What Protection Do I Have If My Insurer Goes Bust?Posted on: 27 October 2008 by Gareth Hargreaves
Investors will be protected against banking and insurance collapses explains Independent Financial Adviser Peter McGahan.
Investors will be protected in the event of an insurer collapse, such as AIG.
I am concerned about what protection I may have in the event my insurer goes bust.
I have a pension with my bank, an investment with AIG and I was ready to pull it out. The truth is, even if I did pull it out I wouldn't know where to put it as banks are not safe.
Have you any views on this?
What interesting times we are living in. Once regarded as one of the largest financial institutions in the world, AIG dropped to their knees. In fairness they must be there for a reason, them along with the other institutions who made atrocious investment decisions. I can only wonder at whom thought buying bad securitised debt was a good idea as an investment.
Remember if it had gone well they would have taken the credit. Now it's gone badly, it’s the fault of the credit crunch. I am heartbroken!
Left in their trail of casino-like investments are the bemused investors who somehow have to work out how they can protect themselves. Up until now, the bank was as safe as bricks and mortar, now after the housing falls it still is!
Firstly there is a Financial Services Compensation Scheme (FSCS) which protects you.
An investment into bank deposits affords you protection of £50,000 protection per person, not account. Ensure you do not spread your capital between a bank and a subsidiary as the protection will only apply once.
The FSCS also cover 100 per cent of the first £30,000 and 90 per cent of the next £20,000 for mortgage advice for business conducted after October 2004, and also the same total for certain investments like unit trusts for example.
Long term insurance such as pensions and life assurance offer 100 per cent protection for the first £2,000 plus 90 per cent of the remaining claim. Whilst for deposits the rules also allow for a share of savings above the £50,000 following distribution of assets by the insolvency practitioner, it's not something you should rely on.
As you can see an investment outside of cash offers much more protection.
This is the end of the simple bit. And I really mean that, so you will have to see if you are affected below and if confused, contact me.
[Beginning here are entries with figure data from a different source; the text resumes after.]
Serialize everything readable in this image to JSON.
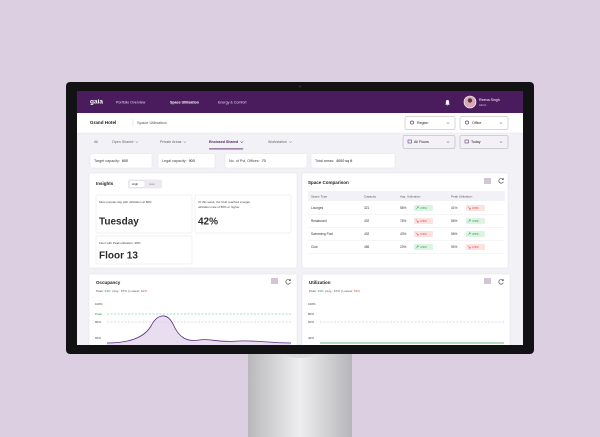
{
  "nav": {
    "logo": "gaia",
    "items": [
      "Portfolio Overview",
      "Space Utilisation",
      "Energy & Comfort"
    ],
    "active": 1,
    "user": {
      "name": "Reena Singh",
      "role": "Admin"
    }
  },
  "header": {
    "title": "Grand Hotel",
    "subtitle": "Space Utilisation",
    "filters": [
      "Region",
      "Office"
    ]
  },
  "tabs": {
    "items": [
      "All",
      "Open Shared",
      "Private Areas",
      "Enclosed Shared",
      "Workstation"
    ],
    "active": 3,
    "filters": [
      "All Floors",
      "Today"
    ]
  },
  "stats": [
    {
      "label": "Target capacity:",
      "value": "600"
    },
    {
      "label": "Legal capacity:",
      "value": "900"
    },
    {
      "label": "No. of Pvt. Offices:",
      "value": "70"
    },
    {
      "label": "Total areas:",
      "value": "4000 sq ft"
    }
  ],
  "insights": {
    "title": "Insights",
    "toggle": [
      "High",
      "Low"
    ],
    "cards": [
      {
        "text_lines": [
          "Most popular day with utilization at 80%"
        ],
        "value": "Tuesday"
      },
      {
        "text_lines": [
          "Of this week, the Club reached a target",
          "utilization rate of 80% or higher."
        ],
        "value": "42%"
      },
      {
        "text_lines": [
          "Floor with Peak utilization: 98%"
        ],
        "value": "Floor 13"
      }
    ]
  },
  "space_comparison": {
    "title": "Space Comparison",
    "columns": [
      "Space Type",
      "Capacity",
      "Avg. Utilization",
      "Peak Utilization"
    ],
    "rows": [
      {
        "space": "Lounges",
        "capacity": "321",
        "avg": "56%",
        "avg_change": "3.5%",
        "avg_trend": "up",
        "peak": "41%",
        "peak_change": "3.5%",
        "peak_trend": "down"
      },
      {
        "space": "Restaurant",
        "capacity": "432",
        "avg": "76%",
        "avg_change": "3.5%",
        "avg_trend": "down",
        "peak": "56%",
        "peak_change": "4.5%",
        "peak_trend": "up"
      },
      {
        "space": "Swimming Pool",
        "capacity": "432",
        "avg": "43%",
        "avg_change": "3.5%",
        "avg_trend": "down",
        "peak": "56%",
        "peak_change": "4.5%",
        "peak_trend": "up"
      },
      {
        "space": "Club",
        "capacity": "456",
        "avg": "23%",
        "avg_change": "4.5%",
        "avg_trend": "up",
        "peak": "94%",
        "peak_change": "3.5%",
        "peak_trend": "down"
      }
    ]
  },
  "panels": [
    {
      "title": "Occupancy",
      "summary": {
        "peak_label": "Peak:",
        "peak": "94%",
        "avg_label": "| Avg.:",
        "avg": "67%",
        "low_label": "| Lowest:",
        "low": "51%"
      },
      "axis_labels": [
        "100%",
        "Peak",
        "80%",
        "60%"
      ],
      "curve": "wave"
    },
    {
      "title": "Utilization",
      "summary": {
        "peak_label": "Peak:",
        "peak": "94%",
        "avg_label": "| Avg.:",
        "avg": "67%",
        "low_label": "| Lowest:",
        "low": "51%"
      },
      "axis_labels": [
        "100%",
        "80%",
        "60%",
        "40%"
      ],
      "curve": "flat"
    }
  ]
}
Any policyholder protection will depend on the jurisdiction in which any life company or fund provider operates and more importantly on who is the buyer of the investment. Remember Jersey and Guernsey have no compensation scheme although they are reviewing it.
Let's look at a few examples. A client who invests in an offshore bond and accesses insured funds operated and managed by that provider will be protected under FSCS as above as long as they are habitually UK resident at the time they purchased the bond.
An investment however in an external fund, not directly managed by the provider is not covered by FSCS, something not a lot of people know. It is expected by the FSA that 'large' companies do due diligence on fund groups and providers would be classed as large companies.
Therefore if an external fund provider goes out of business or is insolvent, the FSCS does not come into play.
Firms have the responsibility and regulatory duty to ensure they have appropriate procedures in place to ensure the customer is protected. They should ensure the external fund manager is financially strong and evidence it.
Any pooled investment such as unit trusts or Oeics should also appoint a custodian to ring fence the customer's assets from the assets and liabilities of the firm itself. This effectively protects the customer's investment by 100 per cent assuming there are no irregularities.
In the case of an external fund, the provider would have legal access to the surrender value of the underlying investments so that protection is well worth remembering.
One of the biggest concerns is if a bank or building society based in the UK defaults within an investment bond there is no FSCS protection as the 'large company' rule applies again.
The reason is because the provider rather than the individual is the investor. If you are sitting in cash within a bond in an attempt to protect the cash you should be very careful indeed as no protection is afforded.
And finally, all those invested in structured contracts within a bond should also remember this falls into the large companies rule and as such have no protection, other than the offer of a surrender value of the assets.
The surrender value of structured contracts can be considerably less than their actual value.